7 de maio de 2008

marco do correio - carta terceira

(carta a uma morta em vida)

Quando eras pequena a tua irmã chamava-te morcego.

Fechavas-te no quarto a ler livros tirados da estante dos teus pais, corrias os estores e lias à média-luz.
Ouvias música clássica.
Rejeitavas tudo o que as outras crianças elegiam.
Começaste a escrever poesia e mostravas-ma. Eu duvidava da autoria dos poemas por serem demasiado adultos e pesados.
Mais tarde, quando pudeste escolher a tua roupa, vestias-te de preto.
Tinhas olheiras que não disfarçavas.
À primeira desilusão amorosa, o teu pai disse-te que começavas cedo demais, que assim terias muito que chorar durante toda a vida.

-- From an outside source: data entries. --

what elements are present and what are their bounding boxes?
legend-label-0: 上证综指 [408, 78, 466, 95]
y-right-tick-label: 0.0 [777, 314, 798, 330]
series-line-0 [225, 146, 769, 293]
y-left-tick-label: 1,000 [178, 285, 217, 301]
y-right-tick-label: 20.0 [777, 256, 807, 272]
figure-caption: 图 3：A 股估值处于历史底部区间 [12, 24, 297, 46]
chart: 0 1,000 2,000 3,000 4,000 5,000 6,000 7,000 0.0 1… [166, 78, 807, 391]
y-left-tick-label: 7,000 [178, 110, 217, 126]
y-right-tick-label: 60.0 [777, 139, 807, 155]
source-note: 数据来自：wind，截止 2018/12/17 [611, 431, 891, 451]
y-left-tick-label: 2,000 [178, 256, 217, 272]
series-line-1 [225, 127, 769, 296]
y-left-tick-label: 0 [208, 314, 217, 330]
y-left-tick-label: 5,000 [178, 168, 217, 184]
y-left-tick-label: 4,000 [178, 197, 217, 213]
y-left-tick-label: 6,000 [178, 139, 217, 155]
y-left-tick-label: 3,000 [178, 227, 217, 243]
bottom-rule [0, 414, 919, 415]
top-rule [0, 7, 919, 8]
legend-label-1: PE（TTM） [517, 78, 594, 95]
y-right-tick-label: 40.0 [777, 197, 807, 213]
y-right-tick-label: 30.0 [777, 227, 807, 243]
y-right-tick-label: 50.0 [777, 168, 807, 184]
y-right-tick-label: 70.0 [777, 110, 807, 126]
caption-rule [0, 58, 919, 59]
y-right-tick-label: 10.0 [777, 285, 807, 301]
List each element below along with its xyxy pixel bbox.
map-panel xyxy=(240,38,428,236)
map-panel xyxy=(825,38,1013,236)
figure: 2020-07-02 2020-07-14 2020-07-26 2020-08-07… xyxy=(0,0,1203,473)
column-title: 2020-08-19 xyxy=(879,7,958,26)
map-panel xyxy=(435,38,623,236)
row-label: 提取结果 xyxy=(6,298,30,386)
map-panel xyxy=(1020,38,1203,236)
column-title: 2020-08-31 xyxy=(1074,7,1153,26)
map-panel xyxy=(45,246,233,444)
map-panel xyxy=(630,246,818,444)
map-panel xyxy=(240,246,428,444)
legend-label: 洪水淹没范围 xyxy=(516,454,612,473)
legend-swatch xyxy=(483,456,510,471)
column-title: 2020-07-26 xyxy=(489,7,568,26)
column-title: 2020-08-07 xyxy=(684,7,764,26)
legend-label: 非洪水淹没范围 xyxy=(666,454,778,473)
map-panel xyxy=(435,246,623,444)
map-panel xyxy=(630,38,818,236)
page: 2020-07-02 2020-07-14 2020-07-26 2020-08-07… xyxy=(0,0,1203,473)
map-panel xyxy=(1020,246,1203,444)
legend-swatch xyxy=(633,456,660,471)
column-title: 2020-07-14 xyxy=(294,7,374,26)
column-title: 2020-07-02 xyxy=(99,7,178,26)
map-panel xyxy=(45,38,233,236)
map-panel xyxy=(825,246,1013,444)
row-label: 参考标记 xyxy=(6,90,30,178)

Não se enganou.
Mais tarde ainda, a psicóloga que te acompanhava insistia para que fizesses os lutos que foste acumulando e que te impediam o sorriso. Em vez do luto, levantaste a cabeça e seguiste confiante de que não precisavas de os fazer.
Já vestias cores claras e já abrias as janelas, mas era tarde.
Morreste triste e com toda a vida por viver.
Que tenhas agora a paz que não encontraste.